Monday, August 23, 2010

Wednesday, August 18, 2010

So disturbing

Apparently, some poets' work is tailored for toddlers:

Enormous Boons

Jake Mooney in conversation with Peter Norman

I've raved about Peter Norman's poetry here before; here's another chance to see what a smart feller he is.

Sunday, August 15, 2010

Enjoy the Silence

Recent drought of posting due to yours truly being busier than a hen picking pepper out of horseshit. Mostly railroading, with an unhealthy dose of freelance work. Hardly any time for my family of late, much less for you lot. But never fear, I'll be back.

Reviews online

The following reviews are now online, for your reading pleasure:

Suzanne Hancock, Cast from Bells






Friday, August 6, 2010

ORTHOPAEDIC DEVICE

After his accident, one-quarter shaved
(plus spot buzzes for i.v. and pain patch)
with what looks for all the world like a massive
safety pin running the length of his smashed
upper leg to keep the snapped humerus
stable, that the two halves might fuse back
usably, Sammy lounges, unaware
of his luck and the fact that his eight-life brush
with the Black Cat (viz. the bumper or tire
of whatever car hit him) has cost us
two dozen times his replacement value
and then some. And then there's our small son, who
loves that cat fiercely, but whom we must watch
like anxious parents, to ensure he
does his beloved no permanent injury.

Monday, August 2, 2010

Some Love for Jailbreaks

Always nice to see written responses to a book two years after it's been published (i.e., long after it's been actively promoted and stocked by stores, in 99% of cases), but I was especially pleased to be alerted to this review of Jailbreaks by Jonathan Ball. I appreciate the review not so much for the generous things it says about the quality of the book--I take praise or censure as pretty much value-neutral qualities in reviews of my work--but for the clarity and intelligence of certain insights Ball has. Most notably this: " I’ve never been convinced that the sonnets of the more radical poets, poets whose work I admire profoundly, have ever really been that great. " Which is, for me, far more the issue at hand than aesthetic affiliation, which was of no interest to me in assembling the book. Ball goes on to mention a specific sonnet by BP Nichol, which I was glad to see. That sonnet, which has been anthologized by Gary Geddes, was on my longlist and came close to making the cut, but I ultimately felt that it had only made it that far because of my own eagerness to be as eclectic as possible in my choices; I cut it because I couldn't in good faith include it at the expense of a stronger poem. Ball's assessment of that poem's failure--both as a poem and as a poke in the sonnet's ribs--is bang on.
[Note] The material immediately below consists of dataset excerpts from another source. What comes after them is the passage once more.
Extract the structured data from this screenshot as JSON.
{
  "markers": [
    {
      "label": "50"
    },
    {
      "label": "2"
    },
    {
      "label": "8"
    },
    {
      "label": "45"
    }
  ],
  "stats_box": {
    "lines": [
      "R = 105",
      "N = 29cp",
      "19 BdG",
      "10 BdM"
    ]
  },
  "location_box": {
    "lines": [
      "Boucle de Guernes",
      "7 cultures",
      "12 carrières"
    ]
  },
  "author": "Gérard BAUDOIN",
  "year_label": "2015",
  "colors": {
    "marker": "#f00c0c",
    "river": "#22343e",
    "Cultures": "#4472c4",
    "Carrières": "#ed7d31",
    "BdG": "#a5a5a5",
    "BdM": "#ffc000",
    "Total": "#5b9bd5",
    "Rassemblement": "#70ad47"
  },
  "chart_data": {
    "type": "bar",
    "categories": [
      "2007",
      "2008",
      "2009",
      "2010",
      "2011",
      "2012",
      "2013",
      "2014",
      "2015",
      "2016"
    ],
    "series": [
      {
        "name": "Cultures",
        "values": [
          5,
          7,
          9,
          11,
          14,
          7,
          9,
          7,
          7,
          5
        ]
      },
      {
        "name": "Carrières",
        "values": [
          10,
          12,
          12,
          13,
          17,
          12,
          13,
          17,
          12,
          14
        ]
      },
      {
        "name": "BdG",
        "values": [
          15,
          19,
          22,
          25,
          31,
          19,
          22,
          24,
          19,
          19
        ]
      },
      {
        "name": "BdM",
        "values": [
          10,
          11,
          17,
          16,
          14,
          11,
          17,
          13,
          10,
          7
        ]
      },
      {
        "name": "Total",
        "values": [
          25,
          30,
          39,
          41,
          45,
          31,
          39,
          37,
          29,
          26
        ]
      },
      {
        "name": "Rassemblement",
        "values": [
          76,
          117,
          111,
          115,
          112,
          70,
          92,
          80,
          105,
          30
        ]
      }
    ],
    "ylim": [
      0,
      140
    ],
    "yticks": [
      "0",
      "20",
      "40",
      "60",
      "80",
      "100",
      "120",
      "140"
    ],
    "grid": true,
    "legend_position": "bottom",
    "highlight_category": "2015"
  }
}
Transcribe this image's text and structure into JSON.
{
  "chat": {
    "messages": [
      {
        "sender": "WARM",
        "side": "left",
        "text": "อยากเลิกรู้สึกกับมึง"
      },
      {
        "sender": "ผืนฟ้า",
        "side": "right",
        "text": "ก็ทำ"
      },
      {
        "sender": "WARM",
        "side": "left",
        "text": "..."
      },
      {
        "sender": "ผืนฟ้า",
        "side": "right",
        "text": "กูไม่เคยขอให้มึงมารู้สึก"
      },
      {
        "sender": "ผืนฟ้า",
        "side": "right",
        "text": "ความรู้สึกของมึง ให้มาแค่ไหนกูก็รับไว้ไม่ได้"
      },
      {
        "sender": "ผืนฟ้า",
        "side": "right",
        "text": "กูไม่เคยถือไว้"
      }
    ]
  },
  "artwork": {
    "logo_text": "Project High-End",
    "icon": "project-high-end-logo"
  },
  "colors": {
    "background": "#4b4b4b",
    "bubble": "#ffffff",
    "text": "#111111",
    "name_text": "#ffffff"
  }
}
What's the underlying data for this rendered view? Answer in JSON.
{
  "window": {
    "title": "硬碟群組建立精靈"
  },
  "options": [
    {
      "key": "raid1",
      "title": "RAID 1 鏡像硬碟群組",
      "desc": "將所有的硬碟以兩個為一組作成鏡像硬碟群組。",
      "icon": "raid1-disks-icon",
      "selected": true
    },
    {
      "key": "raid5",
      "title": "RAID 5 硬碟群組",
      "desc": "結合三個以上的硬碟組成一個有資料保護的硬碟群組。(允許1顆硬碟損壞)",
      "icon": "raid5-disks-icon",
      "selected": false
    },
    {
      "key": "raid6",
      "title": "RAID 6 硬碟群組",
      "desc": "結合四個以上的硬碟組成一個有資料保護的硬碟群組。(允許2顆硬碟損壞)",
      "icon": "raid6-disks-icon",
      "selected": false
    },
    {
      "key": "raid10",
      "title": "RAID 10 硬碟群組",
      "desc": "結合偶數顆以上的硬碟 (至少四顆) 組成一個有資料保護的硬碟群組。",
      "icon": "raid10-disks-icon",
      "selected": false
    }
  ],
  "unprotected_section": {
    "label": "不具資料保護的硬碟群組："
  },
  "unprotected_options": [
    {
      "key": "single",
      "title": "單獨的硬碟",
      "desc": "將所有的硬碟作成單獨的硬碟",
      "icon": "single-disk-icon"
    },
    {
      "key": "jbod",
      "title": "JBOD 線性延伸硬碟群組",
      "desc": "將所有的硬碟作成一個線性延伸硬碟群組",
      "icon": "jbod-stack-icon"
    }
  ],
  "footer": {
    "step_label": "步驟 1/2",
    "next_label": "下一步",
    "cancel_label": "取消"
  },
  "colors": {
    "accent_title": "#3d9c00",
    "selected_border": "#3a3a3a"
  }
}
One of the things I was hoping Jailbreaks would do is open up and reorient discussions of what it means to be "traditional" or "innovative." So I was also glad to see Jonathan point out poems by Klein and Elsted, poets who aren't associated with the avant-garde, but who are far more innovative in their manipulations of diction, syntax and grammar--particularly in the two poems cited--than most poets who claim to be "experimental." Elsted's poem was one of my favourite discoveries while doing research for the book, not just because of its formal uniqueness, but because I knew of him only as a printer/publisher prior to coming across his lone trade poetry collection in the stacks at Dalhousie's Killam library.